I’m actually eating a piece of baked brie here, but you get the idea.
How did she do it? Let me tell you: I baked the cake in my springform pan. This is the only pan I have for baking cakes. A nice dry cake like the genoise is, I think, the best bet. The ice cream doesn’t melt as much as you would think, but a fluffy cake would just taste like the old birthday cake and ice cream combo that you enjoyed in grade school and this is a sophisticated dessert. To mold the ice cream I found a bowl in my pantry with the same circumference as the cake pan, then guesstimated how much icecream I would need to fill the bowl (it was about 1 and a quarter of the typical 1.75 quart box). I let the ice cream soften, then I scooped it into the bowl and let it harden again. Getting it out of the bowl was tricky, but ultimately you cover the thing with meringue, so it doesn’t have to be smooth.

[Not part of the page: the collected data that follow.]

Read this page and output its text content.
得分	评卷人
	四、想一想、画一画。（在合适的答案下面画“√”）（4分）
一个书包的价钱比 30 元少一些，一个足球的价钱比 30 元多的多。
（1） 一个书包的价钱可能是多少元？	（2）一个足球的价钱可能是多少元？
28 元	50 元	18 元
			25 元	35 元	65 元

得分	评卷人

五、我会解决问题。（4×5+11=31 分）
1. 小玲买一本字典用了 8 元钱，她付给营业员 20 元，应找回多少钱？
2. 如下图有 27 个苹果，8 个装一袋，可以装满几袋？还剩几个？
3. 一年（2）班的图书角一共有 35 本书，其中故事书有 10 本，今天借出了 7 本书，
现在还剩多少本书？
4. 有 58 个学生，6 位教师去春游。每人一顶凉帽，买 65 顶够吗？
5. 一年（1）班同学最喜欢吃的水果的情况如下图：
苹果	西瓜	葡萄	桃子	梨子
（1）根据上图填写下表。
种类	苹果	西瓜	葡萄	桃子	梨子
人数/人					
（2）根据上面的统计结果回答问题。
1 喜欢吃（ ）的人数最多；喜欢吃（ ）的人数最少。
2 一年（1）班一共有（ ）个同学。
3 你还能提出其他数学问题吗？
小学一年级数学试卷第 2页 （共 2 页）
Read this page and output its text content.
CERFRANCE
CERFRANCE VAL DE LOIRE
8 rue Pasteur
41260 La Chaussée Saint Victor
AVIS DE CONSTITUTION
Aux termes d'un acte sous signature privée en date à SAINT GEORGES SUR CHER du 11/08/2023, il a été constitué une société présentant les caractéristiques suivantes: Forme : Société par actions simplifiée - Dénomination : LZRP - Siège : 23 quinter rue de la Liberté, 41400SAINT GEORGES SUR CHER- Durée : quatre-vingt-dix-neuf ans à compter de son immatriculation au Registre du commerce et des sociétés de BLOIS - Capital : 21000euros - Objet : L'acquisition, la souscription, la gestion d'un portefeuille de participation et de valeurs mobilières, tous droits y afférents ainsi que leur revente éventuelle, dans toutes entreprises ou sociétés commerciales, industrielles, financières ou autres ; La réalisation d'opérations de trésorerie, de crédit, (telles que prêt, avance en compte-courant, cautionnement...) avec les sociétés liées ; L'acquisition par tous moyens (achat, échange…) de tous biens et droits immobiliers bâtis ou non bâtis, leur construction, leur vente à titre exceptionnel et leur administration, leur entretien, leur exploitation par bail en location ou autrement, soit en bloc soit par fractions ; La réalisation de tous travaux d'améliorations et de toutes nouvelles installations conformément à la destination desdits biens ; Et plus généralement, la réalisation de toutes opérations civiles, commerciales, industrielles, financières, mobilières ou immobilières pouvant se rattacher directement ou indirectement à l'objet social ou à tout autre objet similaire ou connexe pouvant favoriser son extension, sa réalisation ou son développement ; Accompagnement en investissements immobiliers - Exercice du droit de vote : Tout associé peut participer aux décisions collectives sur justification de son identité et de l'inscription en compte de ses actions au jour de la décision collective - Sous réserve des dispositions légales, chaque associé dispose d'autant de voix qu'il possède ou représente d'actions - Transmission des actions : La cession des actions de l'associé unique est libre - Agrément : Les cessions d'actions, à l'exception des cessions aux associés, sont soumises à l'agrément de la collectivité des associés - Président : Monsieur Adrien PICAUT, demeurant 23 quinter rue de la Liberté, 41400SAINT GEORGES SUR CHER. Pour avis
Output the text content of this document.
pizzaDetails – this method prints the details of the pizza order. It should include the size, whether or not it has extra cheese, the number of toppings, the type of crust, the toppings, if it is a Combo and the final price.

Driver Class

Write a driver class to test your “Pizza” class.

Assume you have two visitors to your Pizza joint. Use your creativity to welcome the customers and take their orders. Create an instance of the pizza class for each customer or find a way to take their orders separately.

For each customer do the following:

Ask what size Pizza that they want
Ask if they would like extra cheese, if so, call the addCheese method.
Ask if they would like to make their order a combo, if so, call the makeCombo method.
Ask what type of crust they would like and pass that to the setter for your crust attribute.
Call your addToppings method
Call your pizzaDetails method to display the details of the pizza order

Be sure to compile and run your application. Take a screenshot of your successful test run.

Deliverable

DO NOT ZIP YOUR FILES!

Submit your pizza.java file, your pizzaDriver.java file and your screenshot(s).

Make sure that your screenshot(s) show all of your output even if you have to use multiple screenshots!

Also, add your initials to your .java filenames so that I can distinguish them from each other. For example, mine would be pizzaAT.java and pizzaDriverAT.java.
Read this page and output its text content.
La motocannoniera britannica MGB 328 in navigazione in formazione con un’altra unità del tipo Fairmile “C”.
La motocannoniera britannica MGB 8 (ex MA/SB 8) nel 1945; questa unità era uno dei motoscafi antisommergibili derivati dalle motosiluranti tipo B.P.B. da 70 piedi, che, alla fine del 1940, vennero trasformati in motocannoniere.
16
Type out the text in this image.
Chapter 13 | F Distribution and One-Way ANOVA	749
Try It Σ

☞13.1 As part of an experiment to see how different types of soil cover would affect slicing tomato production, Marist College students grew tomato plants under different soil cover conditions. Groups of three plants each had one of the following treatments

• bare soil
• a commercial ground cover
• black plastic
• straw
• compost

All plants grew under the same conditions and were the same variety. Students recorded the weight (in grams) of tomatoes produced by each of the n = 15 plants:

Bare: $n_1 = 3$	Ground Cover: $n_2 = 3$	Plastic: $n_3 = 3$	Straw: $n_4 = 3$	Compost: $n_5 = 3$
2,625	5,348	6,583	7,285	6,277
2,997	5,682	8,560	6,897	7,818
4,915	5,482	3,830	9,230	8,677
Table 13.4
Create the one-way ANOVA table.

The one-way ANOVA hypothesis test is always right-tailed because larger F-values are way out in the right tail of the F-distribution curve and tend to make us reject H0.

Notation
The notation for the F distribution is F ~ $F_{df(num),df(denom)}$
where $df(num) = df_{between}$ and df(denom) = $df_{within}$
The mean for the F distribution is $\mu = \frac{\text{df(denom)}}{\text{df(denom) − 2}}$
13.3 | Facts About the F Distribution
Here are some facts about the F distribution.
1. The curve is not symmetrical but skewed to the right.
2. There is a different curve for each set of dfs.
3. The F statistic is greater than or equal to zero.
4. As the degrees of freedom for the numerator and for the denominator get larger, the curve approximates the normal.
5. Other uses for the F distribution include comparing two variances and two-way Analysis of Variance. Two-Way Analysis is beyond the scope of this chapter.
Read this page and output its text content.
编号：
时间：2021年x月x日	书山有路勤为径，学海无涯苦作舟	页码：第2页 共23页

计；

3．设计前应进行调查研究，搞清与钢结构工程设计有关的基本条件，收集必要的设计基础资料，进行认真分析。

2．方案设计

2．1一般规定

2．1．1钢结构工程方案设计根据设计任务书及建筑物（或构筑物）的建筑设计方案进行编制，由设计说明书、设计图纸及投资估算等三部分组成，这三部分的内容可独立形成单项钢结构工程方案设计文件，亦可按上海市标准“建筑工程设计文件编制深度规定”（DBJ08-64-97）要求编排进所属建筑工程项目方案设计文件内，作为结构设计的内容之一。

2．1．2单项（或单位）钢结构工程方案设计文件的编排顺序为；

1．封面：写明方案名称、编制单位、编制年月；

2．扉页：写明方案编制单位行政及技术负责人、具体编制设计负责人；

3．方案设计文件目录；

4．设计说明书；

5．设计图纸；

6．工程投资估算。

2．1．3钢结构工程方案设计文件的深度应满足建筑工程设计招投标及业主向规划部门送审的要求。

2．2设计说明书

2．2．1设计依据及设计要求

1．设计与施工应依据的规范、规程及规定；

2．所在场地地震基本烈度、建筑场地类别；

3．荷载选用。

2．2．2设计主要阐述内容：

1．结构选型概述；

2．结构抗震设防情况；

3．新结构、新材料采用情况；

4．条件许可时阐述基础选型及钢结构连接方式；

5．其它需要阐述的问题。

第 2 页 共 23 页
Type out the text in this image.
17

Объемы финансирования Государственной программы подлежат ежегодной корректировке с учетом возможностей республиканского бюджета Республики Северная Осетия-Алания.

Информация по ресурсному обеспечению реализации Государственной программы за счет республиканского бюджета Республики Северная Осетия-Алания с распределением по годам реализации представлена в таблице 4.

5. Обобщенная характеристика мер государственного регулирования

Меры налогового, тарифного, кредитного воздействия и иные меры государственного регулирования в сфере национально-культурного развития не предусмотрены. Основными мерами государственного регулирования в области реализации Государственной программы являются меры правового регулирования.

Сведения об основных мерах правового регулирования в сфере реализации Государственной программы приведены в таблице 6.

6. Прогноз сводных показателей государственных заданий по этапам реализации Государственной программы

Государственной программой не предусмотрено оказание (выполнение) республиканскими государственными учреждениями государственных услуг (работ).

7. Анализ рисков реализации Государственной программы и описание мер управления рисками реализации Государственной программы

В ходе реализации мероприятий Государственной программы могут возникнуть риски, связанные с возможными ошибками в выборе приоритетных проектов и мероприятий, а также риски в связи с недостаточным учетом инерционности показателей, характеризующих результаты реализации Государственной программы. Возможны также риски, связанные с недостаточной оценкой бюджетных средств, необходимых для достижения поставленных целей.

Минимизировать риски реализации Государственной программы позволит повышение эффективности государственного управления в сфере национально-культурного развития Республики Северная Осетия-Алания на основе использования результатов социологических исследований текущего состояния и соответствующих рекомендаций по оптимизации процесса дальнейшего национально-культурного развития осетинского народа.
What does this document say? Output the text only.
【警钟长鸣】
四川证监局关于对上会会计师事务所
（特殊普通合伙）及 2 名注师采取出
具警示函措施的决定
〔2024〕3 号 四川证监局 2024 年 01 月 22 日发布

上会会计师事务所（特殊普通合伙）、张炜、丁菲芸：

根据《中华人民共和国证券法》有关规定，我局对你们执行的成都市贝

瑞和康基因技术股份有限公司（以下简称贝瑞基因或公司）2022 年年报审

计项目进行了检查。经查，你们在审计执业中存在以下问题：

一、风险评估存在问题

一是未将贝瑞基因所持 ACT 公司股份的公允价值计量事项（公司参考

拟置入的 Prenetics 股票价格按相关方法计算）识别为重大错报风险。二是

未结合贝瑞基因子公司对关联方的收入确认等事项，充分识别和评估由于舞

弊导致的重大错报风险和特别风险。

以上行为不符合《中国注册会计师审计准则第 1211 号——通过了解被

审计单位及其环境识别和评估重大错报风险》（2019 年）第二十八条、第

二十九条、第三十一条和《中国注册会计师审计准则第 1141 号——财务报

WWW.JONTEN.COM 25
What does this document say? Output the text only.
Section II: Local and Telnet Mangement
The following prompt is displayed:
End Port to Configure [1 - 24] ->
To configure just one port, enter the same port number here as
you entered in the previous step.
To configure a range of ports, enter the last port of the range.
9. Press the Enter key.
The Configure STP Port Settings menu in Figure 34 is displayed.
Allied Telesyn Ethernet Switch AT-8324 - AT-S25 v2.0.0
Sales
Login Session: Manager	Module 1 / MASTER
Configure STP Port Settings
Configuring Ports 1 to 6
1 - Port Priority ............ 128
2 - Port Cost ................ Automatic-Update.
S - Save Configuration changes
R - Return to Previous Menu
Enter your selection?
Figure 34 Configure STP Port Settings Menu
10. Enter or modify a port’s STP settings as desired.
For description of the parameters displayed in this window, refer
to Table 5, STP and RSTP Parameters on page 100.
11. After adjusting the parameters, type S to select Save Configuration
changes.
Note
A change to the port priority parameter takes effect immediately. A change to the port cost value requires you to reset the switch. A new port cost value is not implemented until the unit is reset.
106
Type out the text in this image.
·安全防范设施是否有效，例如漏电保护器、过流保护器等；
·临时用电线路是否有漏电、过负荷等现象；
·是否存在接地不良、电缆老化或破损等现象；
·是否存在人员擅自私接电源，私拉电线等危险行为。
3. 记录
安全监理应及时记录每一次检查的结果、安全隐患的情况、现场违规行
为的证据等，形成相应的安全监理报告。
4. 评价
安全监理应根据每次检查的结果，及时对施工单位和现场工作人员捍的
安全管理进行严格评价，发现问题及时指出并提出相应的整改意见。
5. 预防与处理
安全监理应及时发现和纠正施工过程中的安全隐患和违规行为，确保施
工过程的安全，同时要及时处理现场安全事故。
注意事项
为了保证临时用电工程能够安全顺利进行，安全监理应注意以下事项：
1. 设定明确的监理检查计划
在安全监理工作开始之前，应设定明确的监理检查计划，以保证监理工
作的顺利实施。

Separating the eggs and making the meringue was the only part that really required any cooking skill. I suppose some people can’t bake cakes. You could make it with brownies, but come on.
How I lit it on fire: save half an egg shell from the meringue (and wash it, obviously) and wiggle it into the merigue so it’s mostly not visible– I’m not sure that this really worked since the egg just seemed bigger than it should have been and made a large funnel of fire that only moderately trickled over the rest of the cake. In the future, I might just try making an indent in the meringue and pouring the liquor into that. But anyways, you get the liquor up to bubbling and as soon as it’s there pour it into the egg. We poured straight from the saucepan and the liquor in the saucepan subsequently lit on fire. I’m skeptical that using a ladle would eliminate this problem, but it would probably look more professional. Our hosts only had plastic ladles and no one wants to take any chances heating plastic these days.
And when we cut into it, this is the beauty that was inside:

(That’s the hostess, Molly.)
Allow me to curtsey and applaud the pianist like a proper ballerina.
Yum.
Wow, congrats & well done. Looks better than most things I bake. Reminds me of a barbie I was cooking on New Years Eve, everything was cooked well as the meat lit on fire multiple times.